Eudora Welty - Biography

Biography

Eudora Welty was born in Jackson, Mississippi on April 13, 1909, the daughter of Christian Webb Welty (1879–1931) and Mary Chestina (Andrews) Welty (1883–1966). She grew up with younger brothers Edward Jefferson and Walter Andrews. Eudora’s mother was a schoolteacher. Eudora soon developed a love of reading, reinforced by her mother who believed that "any room in our house, at any time in the day, was there to read in, or to be read to". Her father, who worked as an insurance executive, was intrigued by gadgets and machines and inspired in Eudora a love of all things mechanical. She later would use technology for symbolism in her stories and would also become an avid photographer, like her father.

Near the time of her high school graduation, Eudora moved with her family to a house built for them at 1119 Pinehurst Street, which would remain her permanent address until her death. Wyatt C. Hedrick designed the Welty's Tudor Revival style home, which is now known as the Eudora Welty House.

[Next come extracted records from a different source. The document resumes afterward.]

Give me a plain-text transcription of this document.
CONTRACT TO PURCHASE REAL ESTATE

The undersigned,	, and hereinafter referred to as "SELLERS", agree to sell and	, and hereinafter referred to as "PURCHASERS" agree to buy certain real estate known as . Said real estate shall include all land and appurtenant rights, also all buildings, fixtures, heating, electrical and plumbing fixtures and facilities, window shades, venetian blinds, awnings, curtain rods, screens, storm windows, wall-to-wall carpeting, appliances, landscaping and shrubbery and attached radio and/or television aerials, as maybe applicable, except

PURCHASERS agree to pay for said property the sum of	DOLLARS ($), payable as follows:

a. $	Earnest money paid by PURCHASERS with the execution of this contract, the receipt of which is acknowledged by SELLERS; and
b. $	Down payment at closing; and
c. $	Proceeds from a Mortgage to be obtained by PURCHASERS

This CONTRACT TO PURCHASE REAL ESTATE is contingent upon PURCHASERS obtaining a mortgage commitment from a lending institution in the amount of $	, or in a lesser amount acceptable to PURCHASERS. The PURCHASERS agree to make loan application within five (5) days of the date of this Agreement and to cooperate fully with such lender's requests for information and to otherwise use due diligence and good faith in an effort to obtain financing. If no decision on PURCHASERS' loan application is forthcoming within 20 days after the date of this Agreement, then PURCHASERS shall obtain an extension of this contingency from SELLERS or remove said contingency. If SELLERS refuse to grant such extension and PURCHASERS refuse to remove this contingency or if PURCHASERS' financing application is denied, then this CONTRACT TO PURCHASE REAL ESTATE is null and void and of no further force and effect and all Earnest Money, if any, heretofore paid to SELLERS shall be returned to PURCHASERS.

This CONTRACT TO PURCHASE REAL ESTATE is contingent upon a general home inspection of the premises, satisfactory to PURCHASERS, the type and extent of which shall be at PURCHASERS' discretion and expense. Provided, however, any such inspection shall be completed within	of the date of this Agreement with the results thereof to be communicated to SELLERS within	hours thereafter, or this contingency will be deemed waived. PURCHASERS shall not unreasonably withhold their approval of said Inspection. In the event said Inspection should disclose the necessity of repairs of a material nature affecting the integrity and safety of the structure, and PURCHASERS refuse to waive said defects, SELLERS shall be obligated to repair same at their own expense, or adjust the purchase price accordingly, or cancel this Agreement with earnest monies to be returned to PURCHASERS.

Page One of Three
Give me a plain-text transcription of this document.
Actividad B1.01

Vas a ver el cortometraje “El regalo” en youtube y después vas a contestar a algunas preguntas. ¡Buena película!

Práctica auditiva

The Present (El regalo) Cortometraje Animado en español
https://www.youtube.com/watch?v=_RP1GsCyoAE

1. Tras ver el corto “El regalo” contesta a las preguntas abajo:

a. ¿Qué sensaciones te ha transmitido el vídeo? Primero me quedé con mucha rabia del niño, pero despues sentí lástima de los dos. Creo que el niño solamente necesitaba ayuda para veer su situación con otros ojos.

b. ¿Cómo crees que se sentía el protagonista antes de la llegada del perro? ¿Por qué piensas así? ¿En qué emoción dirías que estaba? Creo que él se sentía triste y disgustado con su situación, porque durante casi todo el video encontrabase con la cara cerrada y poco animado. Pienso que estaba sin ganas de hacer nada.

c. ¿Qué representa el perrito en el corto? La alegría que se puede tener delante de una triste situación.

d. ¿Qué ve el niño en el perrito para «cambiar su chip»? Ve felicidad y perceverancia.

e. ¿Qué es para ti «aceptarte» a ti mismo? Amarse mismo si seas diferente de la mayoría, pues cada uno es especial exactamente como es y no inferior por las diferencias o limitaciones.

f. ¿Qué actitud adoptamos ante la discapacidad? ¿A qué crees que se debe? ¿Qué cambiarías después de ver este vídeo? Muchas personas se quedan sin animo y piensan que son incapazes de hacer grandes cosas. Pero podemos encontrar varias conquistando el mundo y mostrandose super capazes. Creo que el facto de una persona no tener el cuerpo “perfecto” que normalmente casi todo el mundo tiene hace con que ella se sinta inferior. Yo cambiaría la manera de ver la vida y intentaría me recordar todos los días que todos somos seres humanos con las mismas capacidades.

From 1925 to 1927, Welty studied at the Mississippi State College for Women, then transferred to the University of Wisconsin to complete her studies in English Literature. She studied advertising at Columbia University at the suggestion of her father. Because she graduated at the height of the Great Depression, she struggled to find work in New York. Soon after she returned to Jackson in 1931, her father died of leukemia. She took a job at a local radio station and wrote about Jackson society for the Tennessee newspaper Commercial Appeal. In 1935, she began work for the Works Progress Administration. As a publicity agent, she collected stories, conducted interviews, and took photographs of daily life in Mississippi. It was here that she got a chance to observe the Southern life and human relationships that she would later use in her short stories. During this time she also held meetings in her house with fellow writers and friends, a group she called the Night-Blooming Cereus Club. Three years later, she left her job to become a full-time writer.

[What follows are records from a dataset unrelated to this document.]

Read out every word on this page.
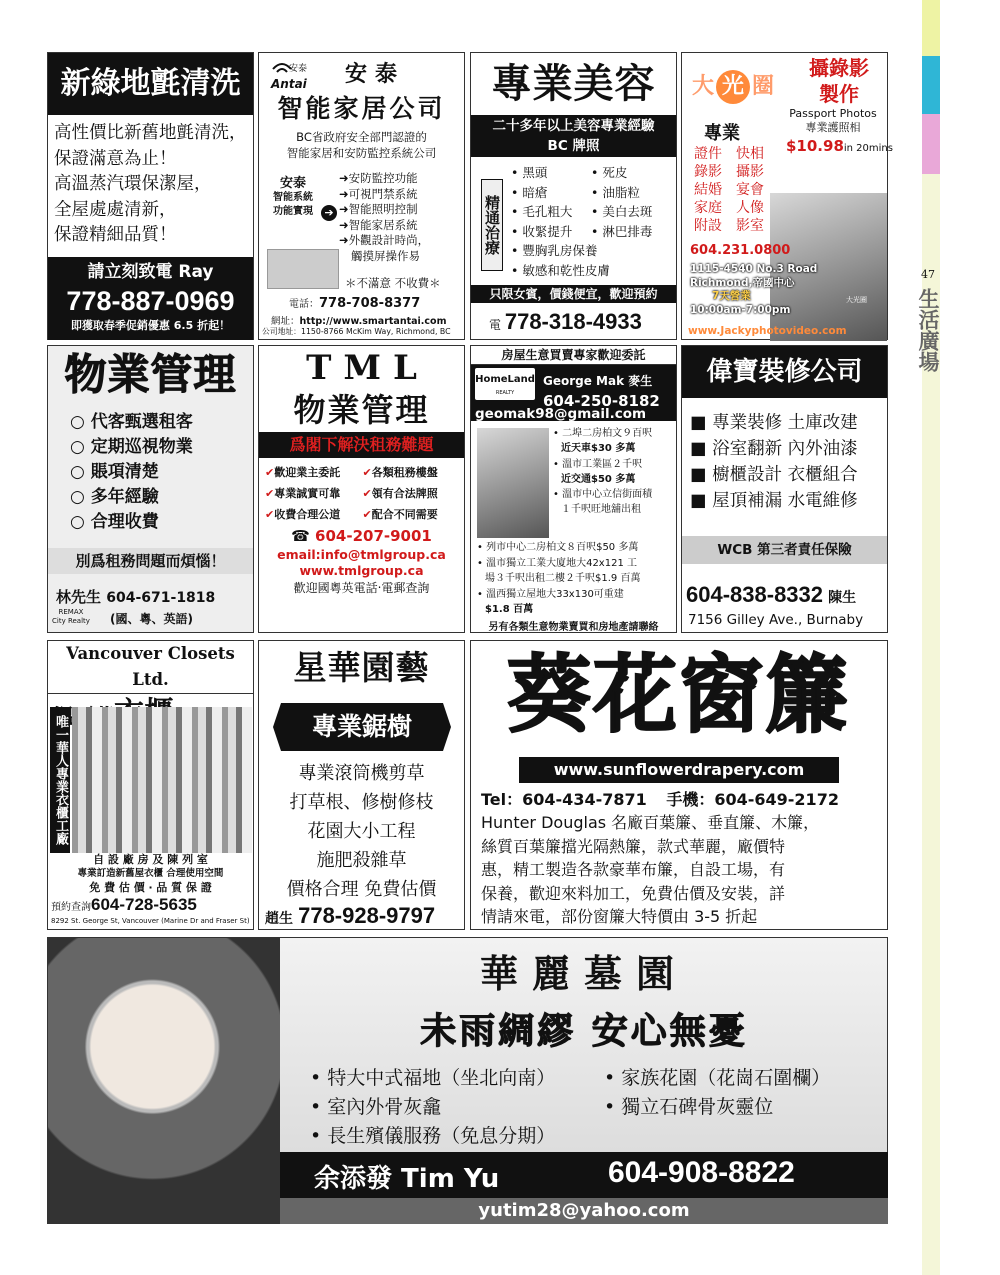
47
生活廣場
新綠地氈清洗
高性價比新舊地氈清洗，
保證滿意為止！
高溫蒸汽環保潔屋，
全屋處處清新，
保證精細品質！
請立刻致電 Ray
778-887-0969
即獲取春季促銷優惠 6.5 折起！
安泰
Antai 安泰
智能家居公司
BC省政府安全部門認證的
智能家居和安防監控系統公司
安泰
智能系統
功能實現	➔
➜安防監控功能
➜可視門禁系統
➜智能照明控制
➜智能家居系統
➜外觀設計時尚，
觸摸屏操作易
＊不滿意 不收費＊
電話：778-708-8377
網址：http://www.smartantai.com
公司地址：1150-8766 McKim Way, Richmond, BC
專業美容
二十多年以上美容專業經驗
BC 牌照
精通治療
• 黑頭	• 死皮
• 暗瘡	• 油脂粒
• 毛孔粗大	• 美白去斑
• 收緊提升	• 淋巴排毒
• 豐胸乳房保養
• 敏感和乾性皮膚
只限女賓，價錢便宜，歡迎預約
電 778-318-4933
大 光 圈
攝錄影
製作
Passport Photos
專業護照相
$10.98in 20mins
專業
證件	快相
錄影	攝影
結婚	宴會
家庭	人像
附設	影室
604.231.0800
1115-4540 No.3 Road
Richmond,帝國中心
7天營業
10:00am-7:00pm
大光圈
www.Jackyphotovideo.com
物業管理
○ 代客甄選租客
○ 定期巡視物業
○ 賬項清楚
○ 多年經驗
○ 合理收費
別爲租務問題而煩惱！
林先生 604-671-1818
REMAX
City Realty (國、粵、英語)
TML
物業管理
爲閣下解決租務難題
✔歡迎業主委託	✔各類租務樓盤
✔專業誠實可靠	✔領有合法牌照
✔收費合理公道	✔配合不同需要
☎ 604-207-9001
email:info@tmlgroup.ca
www.tmlgroup.ca
歡迎國粵英電話‧電郵查詢
房屋生意買賣專家歡迎委託
HomeLand
REALTY
George Mak 麥生
604-250-8182
geomak98@gmail.com
• 二埠二房柏文９百呎
近天車$30 多萬
• 溫市工業區２千呎
近交通$50 多萬
• 溫市中心立信街面積
１千呎旺地舖出租
• 列市中心二房柏文８百呎$50 多萬
• 溫市獨立工業大廈地大42x121 工
場３千呎出租二樓２千呎$1.9 百萬
• 溫西獨立屋地大33x130可重建
$1.8 百萬
另有各類生意物業賣買和房地產請聯絡
偉寶裝修公司
■ 專業裝修 土庫改建
■ 浴室翻新 內外油漆
■ 櫥櫃設計 衣櫃組合
■ 屋頂補漏 水電維修
WCB 第三者責任保險
604-838-8332 陳生
7156 Gilley Ave., Burnaby
Vancouver Closets Ltd.
唯一華人專業衣櫃工廠
自 設 廠 房 及 陳 列 室
專業訂造新舊屋衣櫃 合理使用空間
免 費 估 價 ‧ 品 質 保 證
預約查詢604-728-5635
8292 St. George St, Vancouver (Marine Dr and Fraser St)
星華園藝
專業鋸樹
專業滾筒機剪草
打草根、修樹修枝
花園大小工程
施肥殺雜草
價格合理 免費估價
趙生 778-928-9797
葵花窗簾
www.sunflowerdrapery.com
Tel：604-434-7871 手機：604-649-2172
Hunter Douglas 名廠百葉簾、垂直簾、木簾，
絲質百葉簾擋光隔熱簾，款式華麗，廠價特
惠，精工製造各款豪華布簾，自設工場，有
保養，歡迎來料加工，免費估價及安裝，詳
情請來電，部份窗簾大特價由 3-5 折起
華麗墓園
未雨綢繆 安心無憂
• 特大中式福地（坐北向南）
• 室內外骨灰龕
• 長生殯儀服務（免息分期）
• 家族花園（花崗石圍欄）
• 獨立石碑骨灰靈位
余添發 Tim Yu	604-908-8822
yutim28@yahoo.com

In 1936, she published "The Death of a Traveling Salesman" in the literary magazine Manuscript, and then proceeded to publish stories in several other notable publications, including The New Yorker. She solidified her place as an influential Southern writer when she penned her first book of short stories, A Curtain of Green. Her new-found success won her a seat on the staff of The New York Times book review and as well as a Guggenheim Fellowship grant that allowed her to travel to France, England, Ireland, and Germany. While abroad, she spent some time as a resident lecturer at Oxford and Cambridge. In 1960, she returned home to Jackson once again to care for her elderly mother and two brothers.

She continued to write, and won a Pulitzer Prize for Fiction in 1973 for her novel, The Optimist's Daughter. She also published a collection of photographs depicting the Great Depression titled "One Time, One Place" in 1971. She then lectured at Harvard University and eventually turned the speeches into a three-part book entitled One Writer's Beginnings. She continued to live in her family house in Jackson until her death of natural causes on July 23, 2001.